Thanks to Forrest Breyfogle for the effort to tackle this important argument.

Leptokurtophiles unite!

Breyfogle makes too many assumptions, misses stating big picture

This is NOT well thought out. Breyfogle makes a bunch of assumptions at the beginning of his article about the use of charting as well as management attitudes and Wheeler's attitude, without offering one bit of research to back up his assumptions. This should lead all readers to believe that whatever follows may be suspect. Regardless, what Breyfogle does not mention is the big-picture management of variation, which is an individual company's philosophy decision. There are two ways to manage variation at a company that its management must decide. One way is meeting *internal/customer specifications* is good enough. The other way is continuous improvement of variability reduction to achieve process consistency. Control charting using well-proven methods, per Shewhart and Deming, is the most effective way to approach service-process consistency.
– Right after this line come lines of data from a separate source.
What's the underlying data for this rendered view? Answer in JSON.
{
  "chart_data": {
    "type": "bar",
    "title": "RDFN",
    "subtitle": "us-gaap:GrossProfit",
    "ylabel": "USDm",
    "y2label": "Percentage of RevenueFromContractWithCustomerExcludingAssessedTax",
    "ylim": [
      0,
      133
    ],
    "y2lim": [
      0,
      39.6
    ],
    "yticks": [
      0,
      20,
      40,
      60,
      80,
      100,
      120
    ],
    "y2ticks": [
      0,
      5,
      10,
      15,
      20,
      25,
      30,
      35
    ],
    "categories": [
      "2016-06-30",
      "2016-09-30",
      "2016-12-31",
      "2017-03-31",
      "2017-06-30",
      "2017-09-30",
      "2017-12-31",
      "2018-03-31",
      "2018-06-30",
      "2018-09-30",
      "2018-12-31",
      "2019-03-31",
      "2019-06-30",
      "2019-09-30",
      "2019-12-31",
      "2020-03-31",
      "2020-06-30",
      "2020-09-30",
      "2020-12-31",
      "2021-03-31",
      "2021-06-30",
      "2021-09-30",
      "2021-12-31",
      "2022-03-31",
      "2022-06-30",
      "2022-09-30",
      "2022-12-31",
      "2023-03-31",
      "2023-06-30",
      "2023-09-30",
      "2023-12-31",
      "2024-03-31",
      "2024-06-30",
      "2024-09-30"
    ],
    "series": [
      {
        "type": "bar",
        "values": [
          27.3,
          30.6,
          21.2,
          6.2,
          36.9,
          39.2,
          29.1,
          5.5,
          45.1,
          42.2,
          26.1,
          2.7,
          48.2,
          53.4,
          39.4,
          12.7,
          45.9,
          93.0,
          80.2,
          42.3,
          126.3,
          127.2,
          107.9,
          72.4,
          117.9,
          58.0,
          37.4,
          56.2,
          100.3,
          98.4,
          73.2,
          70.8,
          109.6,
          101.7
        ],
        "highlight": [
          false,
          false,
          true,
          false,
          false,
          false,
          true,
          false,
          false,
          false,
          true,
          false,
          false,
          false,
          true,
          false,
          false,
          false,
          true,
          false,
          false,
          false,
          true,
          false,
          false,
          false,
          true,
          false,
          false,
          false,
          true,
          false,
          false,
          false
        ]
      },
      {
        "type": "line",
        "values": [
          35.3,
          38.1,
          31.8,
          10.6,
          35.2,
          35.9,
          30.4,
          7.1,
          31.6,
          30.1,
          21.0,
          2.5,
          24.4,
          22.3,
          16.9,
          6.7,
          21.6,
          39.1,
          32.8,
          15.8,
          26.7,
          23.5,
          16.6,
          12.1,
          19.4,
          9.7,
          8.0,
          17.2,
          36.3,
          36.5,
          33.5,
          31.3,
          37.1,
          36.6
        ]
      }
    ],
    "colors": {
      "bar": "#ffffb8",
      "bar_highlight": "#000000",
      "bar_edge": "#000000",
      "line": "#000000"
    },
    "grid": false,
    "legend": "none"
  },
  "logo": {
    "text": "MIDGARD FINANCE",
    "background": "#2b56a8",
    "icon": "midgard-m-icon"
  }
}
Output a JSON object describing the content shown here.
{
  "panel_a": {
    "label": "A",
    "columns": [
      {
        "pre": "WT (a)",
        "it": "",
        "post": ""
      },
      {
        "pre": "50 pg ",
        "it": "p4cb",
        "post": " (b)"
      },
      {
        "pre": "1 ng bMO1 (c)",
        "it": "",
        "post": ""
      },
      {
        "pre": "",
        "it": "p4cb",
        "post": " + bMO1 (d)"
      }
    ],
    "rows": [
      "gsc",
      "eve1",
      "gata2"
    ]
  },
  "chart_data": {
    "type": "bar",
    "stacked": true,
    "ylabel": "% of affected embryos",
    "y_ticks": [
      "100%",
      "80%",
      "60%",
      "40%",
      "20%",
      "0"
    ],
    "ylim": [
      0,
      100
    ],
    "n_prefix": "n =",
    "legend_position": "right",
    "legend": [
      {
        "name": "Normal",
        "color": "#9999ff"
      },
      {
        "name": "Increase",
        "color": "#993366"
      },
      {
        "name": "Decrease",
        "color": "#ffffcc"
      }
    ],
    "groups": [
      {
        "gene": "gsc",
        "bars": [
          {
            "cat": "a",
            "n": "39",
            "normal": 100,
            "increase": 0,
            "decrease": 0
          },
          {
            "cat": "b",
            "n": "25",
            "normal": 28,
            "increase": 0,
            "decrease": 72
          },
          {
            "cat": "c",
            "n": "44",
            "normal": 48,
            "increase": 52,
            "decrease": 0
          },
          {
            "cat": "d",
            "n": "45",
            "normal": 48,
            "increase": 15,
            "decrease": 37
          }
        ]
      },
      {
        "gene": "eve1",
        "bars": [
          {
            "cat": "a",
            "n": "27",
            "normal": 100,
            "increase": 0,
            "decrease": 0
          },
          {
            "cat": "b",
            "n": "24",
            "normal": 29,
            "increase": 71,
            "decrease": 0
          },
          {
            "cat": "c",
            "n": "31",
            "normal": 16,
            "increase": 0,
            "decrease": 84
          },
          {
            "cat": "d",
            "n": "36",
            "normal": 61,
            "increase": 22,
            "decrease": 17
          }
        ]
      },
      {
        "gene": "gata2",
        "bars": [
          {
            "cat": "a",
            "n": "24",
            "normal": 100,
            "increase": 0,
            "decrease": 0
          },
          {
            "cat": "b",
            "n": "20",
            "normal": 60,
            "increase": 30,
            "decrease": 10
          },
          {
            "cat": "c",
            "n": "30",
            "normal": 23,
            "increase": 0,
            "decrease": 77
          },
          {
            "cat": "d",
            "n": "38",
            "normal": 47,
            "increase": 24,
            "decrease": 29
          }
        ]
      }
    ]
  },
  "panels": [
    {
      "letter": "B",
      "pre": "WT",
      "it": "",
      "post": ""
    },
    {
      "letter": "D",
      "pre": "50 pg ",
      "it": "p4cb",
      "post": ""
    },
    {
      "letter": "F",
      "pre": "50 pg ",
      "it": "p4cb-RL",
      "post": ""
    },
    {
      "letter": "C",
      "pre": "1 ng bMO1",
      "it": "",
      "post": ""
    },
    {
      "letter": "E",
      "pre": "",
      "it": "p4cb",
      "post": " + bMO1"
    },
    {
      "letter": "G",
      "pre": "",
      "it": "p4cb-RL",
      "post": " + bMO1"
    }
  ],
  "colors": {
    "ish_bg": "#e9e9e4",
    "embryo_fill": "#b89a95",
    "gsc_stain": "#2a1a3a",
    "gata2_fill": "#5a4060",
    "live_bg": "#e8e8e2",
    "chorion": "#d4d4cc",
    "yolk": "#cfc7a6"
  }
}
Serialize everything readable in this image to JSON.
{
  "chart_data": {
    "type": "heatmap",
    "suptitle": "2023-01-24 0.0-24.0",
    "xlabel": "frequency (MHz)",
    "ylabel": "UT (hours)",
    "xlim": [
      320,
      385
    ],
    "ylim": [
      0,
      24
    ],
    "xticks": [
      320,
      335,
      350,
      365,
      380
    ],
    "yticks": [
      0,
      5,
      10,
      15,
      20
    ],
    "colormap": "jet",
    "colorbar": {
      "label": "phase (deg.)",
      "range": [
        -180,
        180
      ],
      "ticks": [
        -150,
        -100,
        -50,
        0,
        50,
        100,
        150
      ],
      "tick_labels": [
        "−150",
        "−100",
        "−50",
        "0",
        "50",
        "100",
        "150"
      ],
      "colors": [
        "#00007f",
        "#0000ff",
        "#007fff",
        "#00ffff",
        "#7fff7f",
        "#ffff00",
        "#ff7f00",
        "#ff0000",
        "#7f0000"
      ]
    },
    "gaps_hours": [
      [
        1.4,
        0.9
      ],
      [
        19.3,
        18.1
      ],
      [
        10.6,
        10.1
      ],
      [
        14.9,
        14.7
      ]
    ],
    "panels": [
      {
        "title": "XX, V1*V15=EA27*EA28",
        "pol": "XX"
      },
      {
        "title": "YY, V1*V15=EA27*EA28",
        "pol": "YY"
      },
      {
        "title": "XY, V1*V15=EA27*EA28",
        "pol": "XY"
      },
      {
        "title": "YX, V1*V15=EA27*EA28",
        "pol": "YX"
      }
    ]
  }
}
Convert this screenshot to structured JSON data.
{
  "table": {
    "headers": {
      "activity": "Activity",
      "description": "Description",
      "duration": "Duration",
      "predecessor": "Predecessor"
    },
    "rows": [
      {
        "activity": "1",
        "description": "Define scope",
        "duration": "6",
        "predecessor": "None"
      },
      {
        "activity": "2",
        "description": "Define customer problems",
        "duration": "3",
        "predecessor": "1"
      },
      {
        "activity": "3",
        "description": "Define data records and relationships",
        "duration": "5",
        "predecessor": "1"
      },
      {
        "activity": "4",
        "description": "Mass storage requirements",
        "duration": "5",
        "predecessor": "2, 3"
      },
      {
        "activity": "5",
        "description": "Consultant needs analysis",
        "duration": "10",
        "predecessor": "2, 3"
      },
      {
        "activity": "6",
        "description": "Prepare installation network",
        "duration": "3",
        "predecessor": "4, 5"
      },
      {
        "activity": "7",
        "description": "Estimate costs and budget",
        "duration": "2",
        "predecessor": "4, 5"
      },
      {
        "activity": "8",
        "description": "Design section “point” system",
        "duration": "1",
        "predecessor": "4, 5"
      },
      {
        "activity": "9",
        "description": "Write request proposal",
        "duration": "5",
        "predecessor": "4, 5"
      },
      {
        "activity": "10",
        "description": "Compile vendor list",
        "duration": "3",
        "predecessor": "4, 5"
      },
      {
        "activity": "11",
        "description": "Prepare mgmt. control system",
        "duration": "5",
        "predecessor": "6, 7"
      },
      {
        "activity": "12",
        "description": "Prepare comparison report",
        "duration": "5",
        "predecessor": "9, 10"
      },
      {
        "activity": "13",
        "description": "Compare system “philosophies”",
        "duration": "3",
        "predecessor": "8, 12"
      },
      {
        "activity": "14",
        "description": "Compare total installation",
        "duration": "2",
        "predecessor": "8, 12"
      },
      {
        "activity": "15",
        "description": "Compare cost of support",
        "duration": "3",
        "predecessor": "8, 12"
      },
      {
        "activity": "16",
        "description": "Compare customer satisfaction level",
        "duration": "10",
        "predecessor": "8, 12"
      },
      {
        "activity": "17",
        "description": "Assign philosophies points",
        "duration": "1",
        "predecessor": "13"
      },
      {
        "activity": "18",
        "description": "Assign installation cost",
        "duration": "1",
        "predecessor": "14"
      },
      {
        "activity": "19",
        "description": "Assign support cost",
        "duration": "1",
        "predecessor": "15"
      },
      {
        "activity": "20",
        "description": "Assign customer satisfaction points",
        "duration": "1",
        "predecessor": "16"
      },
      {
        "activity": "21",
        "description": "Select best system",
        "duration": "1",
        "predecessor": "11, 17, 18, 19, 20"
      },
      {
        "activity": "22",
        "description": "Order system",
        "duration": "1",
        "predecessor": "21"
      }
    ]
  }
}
Breyfogle is basically suggesting you mess around with data points to *fit* his statistical paradigm, which is unwise--it's unwise to transform data, because once you start down that path you are merely game playing with numbers, which is an enormous waste of a company's time and resources. The two ways of managing variation at a company have two completely different objectives and two completely different results. The objective of Brefyogle's method is meeting internal/customer specifications is good enough. The result is you get services or products that vary as much as possible within specs, because anything within spec is considered *good enough.* The objective of Shewhart's/Deming's method is process consistency. The result is you get service- or product- processes that are as consistent as possible. In order for control chart limits to work, they must be derived from untampered data points, the voice of the process. Specification limits are the voice of the company/customer. Once you start to mix the two concepts in your head, and then in your statistical practices, you are simply trying to justify your statistical practices with faulty logic. You are simply working with control chart limits that are derived from tampered-with data points----this makes no logical sense to me. Over the years, I have met plenty of statistical shorcut artists who keep trying to introduce shortcuts to Shewhart's/Deming's methodologies. I am not suggesting Breyfogle is one of them. But I am stating the fact that making service- or product-process improvements TAKES TIME and there are no shortcuts.

Response to AGAPEGUY77

AGAPEGUY77, thanks for sharing your thoughts. Here are my comments relative to your points. Yes, I presented only a description of to tranform or not. I will present a “big-picture management of variation” in a later article. I am all for continuous improvement; however, you have to also evaluate the overall system to determine where process improvement efforts can best be focused that impact the big picture and its metrics; e.g, a theory of constraints (TOC) point of view. Will address this in a followup article. I also agree with product consistency and am a big fan of Shewhart and Deming. What I am simply suggesting is that some processes have skewed distributions by nature and that needs to be considered when making a process consistency assessment; i.e., using distributions that make physical sense and no playing games with the data. I am not suggesting short cutting the system but instead will be leading in a future article to an overall system for orchestrating activities in the business; i.e., an overall business system. A future article will also describe issues with red-yellow-green scorecards and how the described metric reporting system in this article can reduce firefighting from red-yellow-green goal setting metrics.